In the wake of Tesla's Q4 2025 earnings, CEO Elon Musk delivered a eulogy. "It's kind of sad," he said on the analyst call, announcing the end of production for the Model S and Model X, the luxury vehicles that first defined Tesla as a premium electric automaker. "It's time to bring the S and X program to an end."

The last units will be built next quarter, with support promised for existing owners “for as long as people have the vehicles.” Musk framed the decision as a necessary strategic closure. “It’s time to bring the Model S and X programs to an end with an honourable discharge,” he stated, “because we’re really moving into a future that is based on autonomy.”

The ceremonial send-off is fitting, as both models represent pivotal chapters in Tesla's history. The Model S, launched in 2012, was the company's first ground-up success. It shattered perceptions of electric vehicles as niche, securing over 10,000 reservations before its first delivery and establishing Tesla as a serious automaker. The Model X, unveiled the same year but delayed until 2015 due to engineering complexities like its falcon-wing doors, proved more challenging. Musk later called it the “Fabergé egg of cars,” a luxurious but fragile statement piece that never achieved mass scale.

In recent years, both cars have faded into niche products. Musk himself acknowledged their diminished role in 2019, stating they were produced more for “sentimental reasons than anything else” and were “really of minor importance to our future.” Their final retirement had long been anticipated, but the trigger came with Tesla's latest financial results.

On Wednesday, the company reported its first-ever annual revenue decline, with sales falling 3% to $94.8 billion. Fourth-quarter revenue also dropped 3%, while vehicle deliveries plunged 16%.

“We’re gonna take the Model S and X production space in our Fremont factory and convert that into an Optimus factory,” Musk revealed on the call. The goal? To eventually produce “1 million units a year of Optimus robots” in that very space. This factory-floor conversion is the physical manifestation of Tesla's pivot.

Musk's ambitions for this new era are staggering. He touted the Optimus robot as a future product that “would be the biggest product of all time,” claiming it and autonomous vehicles could usher in “a world where there is no poverty.” He further emphasized the shift, noting, “we’re also gonna be significant manufacturers of solar cells, and we’re making massive investments in AI chips.”

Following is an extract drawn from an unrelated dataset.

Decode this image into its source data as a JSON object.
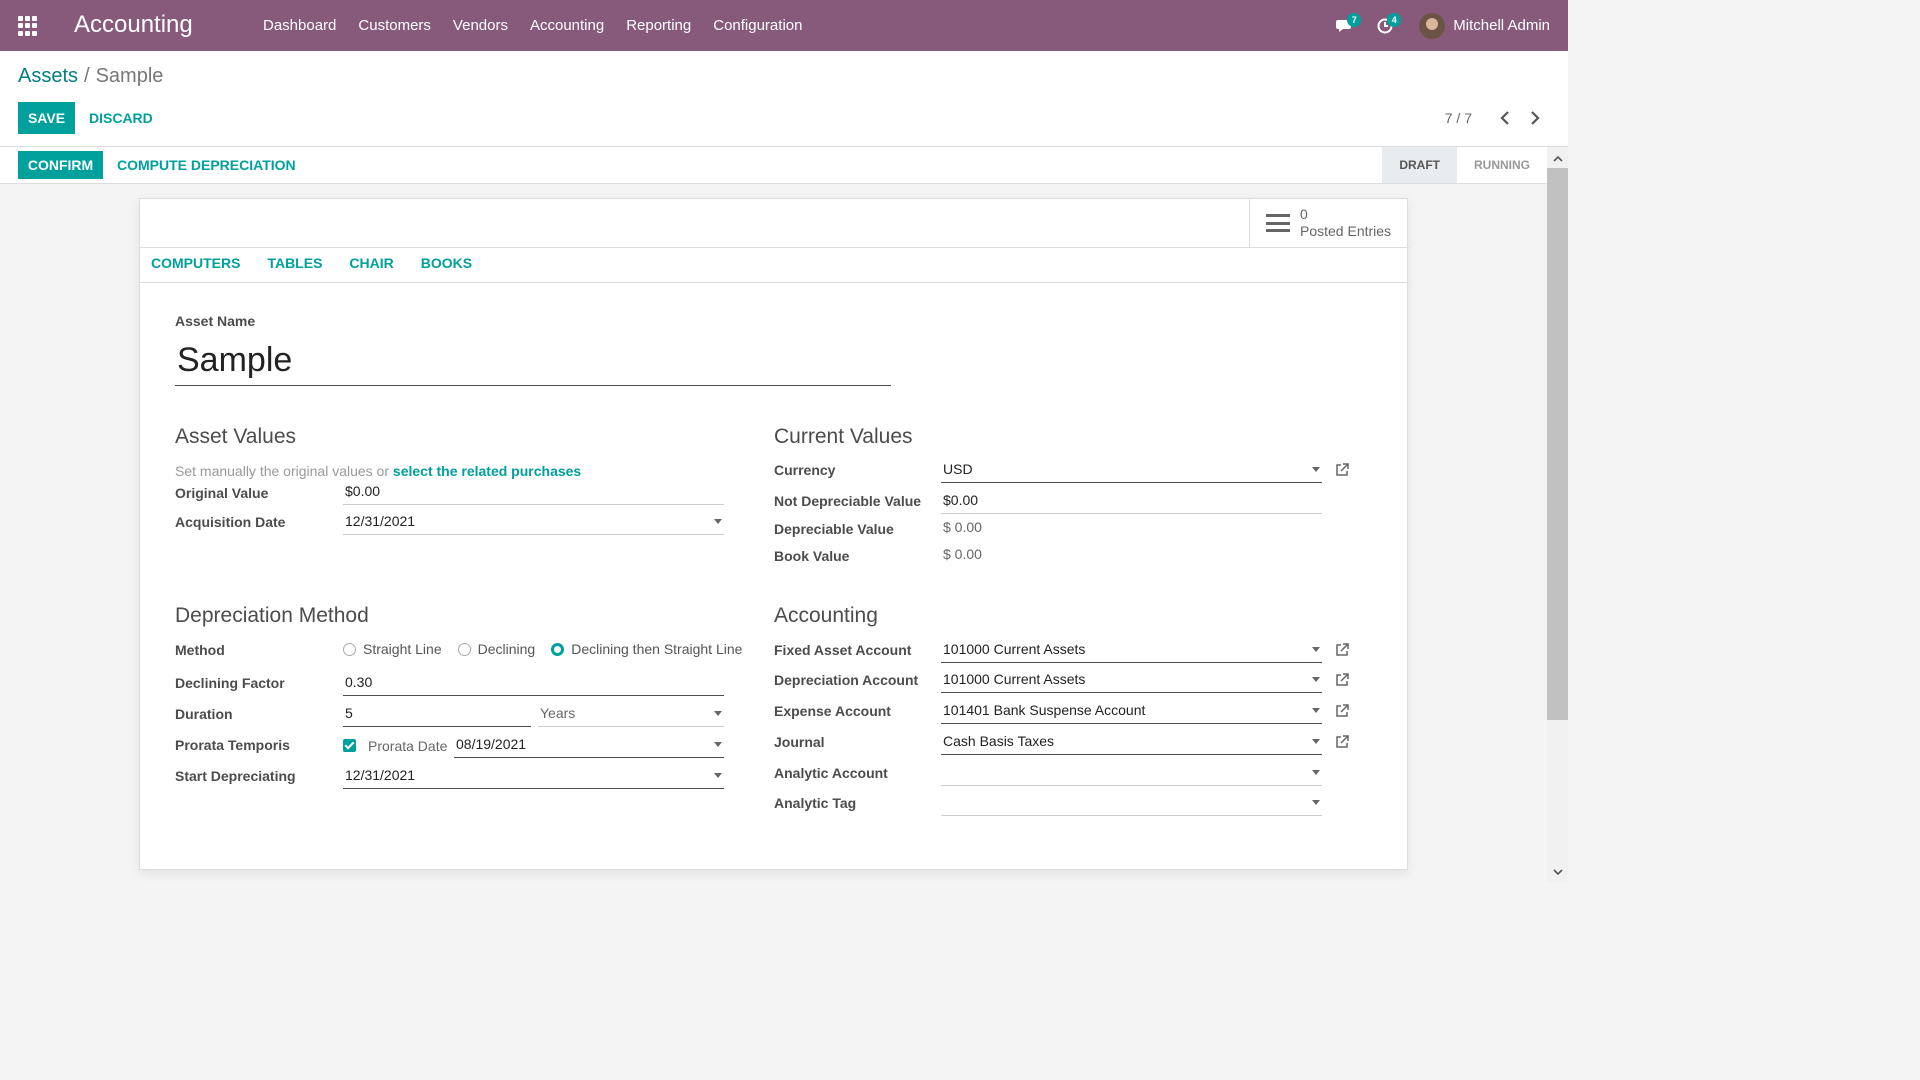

There is, however, a cautionary note. Tesla’s recent bets on revolutionary hardware, like the Cybertruck, have faced complex realities. Betting the company's future on autonomy and robots, fields fraught with technical and regulatory hurdles, raises the stakes exponentially. The honorable discharge of the Model S and X marks the point where Tesla leaves its foundational identity behind, gambling its future on a vision that remains unbuilt.